The Poet’s Dog by Patricia MacLachlan
Short but filled with tenderness! When a grief-stricken dog rescues two lost children in a terrible snowstorm, he takes them to the cabin of his former friend, a poet named Sylvan who rescued him years before. Told from the dog’s perspective we watch them bond and wonder if maybe the kids have saved the dog as much as he saved them. (And the beautiful ending WILL make you cry!)
Furthermore by Tahereh Mafi
Magic and color are closely linked in her world. Only Alice has no color in her skin or hair. And her Father has been missing for years making her even more sad. She travels with a boy named Oliver to a different magical land in order to find and rescue her Father. But the rules are wildly different and the inhabitants eat people for their magic. Even though Oliver and Alice start their quest at odds, the many challenges join them in a solid friendship. Furthermore is a uniquely creative plot filled with artfully written description.

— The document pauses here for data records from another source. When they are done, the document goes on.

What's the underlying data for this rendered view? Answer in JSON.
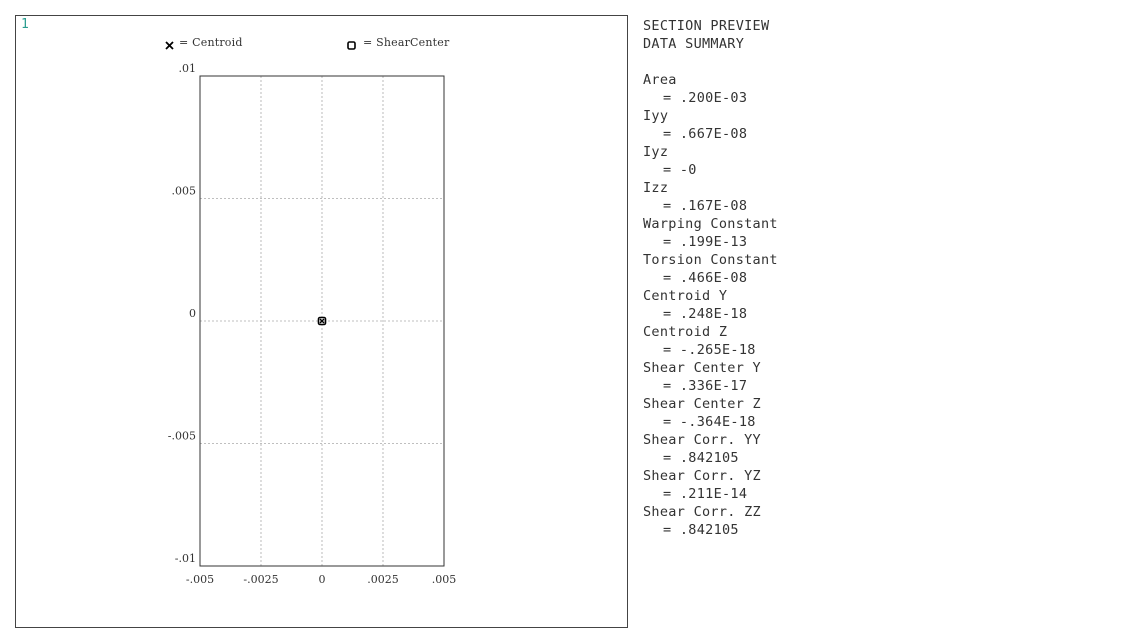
{
  "viewport": {
    "window_number": "1",
    "legend": {
      "centroid_symbol": "x",
      "centroid_label": "= Centroid",
      "shear_center_symbol": "o",
      "shear_center_label": "= ShearCenter"
    }
  },
  "chart_data": {
    "type": "scatter",
    "title": "",
    "xlabel": "",
    "ylabel": "",
    "xlim": [
      -0.005,
      0.005
    ],
    "ylim": [
      -0.01,
      0.01
    ],
    "x_ticks": [
      {
        "value": -0.005,
        "label": "-.005"
      },
      {
        "value": -0.0025,
        "label": "-.0025"
      },
      {
        "value": 0,
        "label": "0"
      },
      {
        "value": 0.0025,
        "label": ".0025"
      },
      {
        "value": 0.005,
        "label": ".005"
      }
    ],
    "y_ticks": [
      {
        "value": 0.01,
        "label": ".01"
      },
      {
        "value": 0.005,
        "label": ".005"
      },
      {
        "value": 0,
        "label": "0"
      },
      {
        "value": -0.005,
        "label": "-.005"
      },
      {
        "value": -0.01,
        "label": "-.01"
      }
    ],
    "grid": true,
    "points": [
      {
        "name": "Centroid",
        "x": 0,
        "y": 0
      },
      {
        "name": "ShearCenter",
        "x": 0,
        "y": 0
      }
    ]
  },
  "summary": {
    "title_line1": "SECTION PREVIEW",
    "title_line2": "DATA SUMMARY",
    "items": [
      {
        "label": "Area",
        "value": "= .200E-03"
      },
      {
        "label": "Iyy",
        "value": "= .667E-08"
      },
      {
        "label": "Iyz",
        "value": "= -0"
      },
      {
        "label": "Izz",
        "value": "= .167E-08"
      },
      {
        "label": "Warping Constant",
        "value": "= .199E-13"
      },
      {
        "label": "Torsion Constant",
        "value": "= .466E-08"
      },
      {
        "label": "Centroid Y",
        "value": "= .248E-18"
      },
      {
        "label": "Centroid Z",
        "value": "= -.265E-18"
      },
      {
        "label": "Shear Center Y",
        "value": "= .336E-17"
      },
      {
        "label": "Shear Center Z",
        "value": "= -.364E-18"
      },
      {
        "label": "Shear Corr. YY",
        "value": "= .842105"
      },
      {
        "label": "Shear Corr. YZ",
        "value": "= .211E-14"
      },
      {
        "label": "Shear Corr. ZZ",
        "value": "= .842105"
      }
    ]
  }
}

The Remarkable Journey of Charlie Price by Jennifer Maschari
I read this cover to cover in one sitting, totally mesmerized. This book is a journey of grief with a tempting allegorical shadow world where Charlie and Imogene Price’s mom is “alive”. But not everything is right in this shadow world where you lose memories, especially the sad ones, to “feed” family members who have died. Charlie is afraid he’ll lose his sister, Imogene. forever to the shadow world, like he did his best friend Frank. So well-written, this is a thoughtful treatment of emotions and grief — I highly recommend it.
Ashes (Seeds of America) by Laurie Halse Anderson
Ashes is the final book of this historical fiction chapter book series about the time of the Revolutionary War as experienced through the eyes of an African-American girl named Isabel and her friend, Cuzon. Enslaved, escaped, or enlisted, these two are determined survivors but their friendship suffers when Cuzon enlists in the army. The writing is amazing and the story, captivating. I love this series.
Best YA Chapter Books
I didn’t read as many YA chapter books this year so I only have two favorites but they are AMAZING — so good!!
The Serpent King by Jeff Zentner
Wolf by Wolf by Ryan Graudin
Wolf by Wolf is a high-stakes journey of wits and bravery, an author’s skillful writing and imagination, and a compelling story that won’t soon be forgotten. It imagines a world in which WWII ended very differently — with the Axis powers winning. Yael, our heroine, is a death-camp medical experiment escapee who can shapeshift into other humans. She braves a motorcycle race across half the world in order to first win and second get close enough to Hitler to kill him. This is a must-read novel!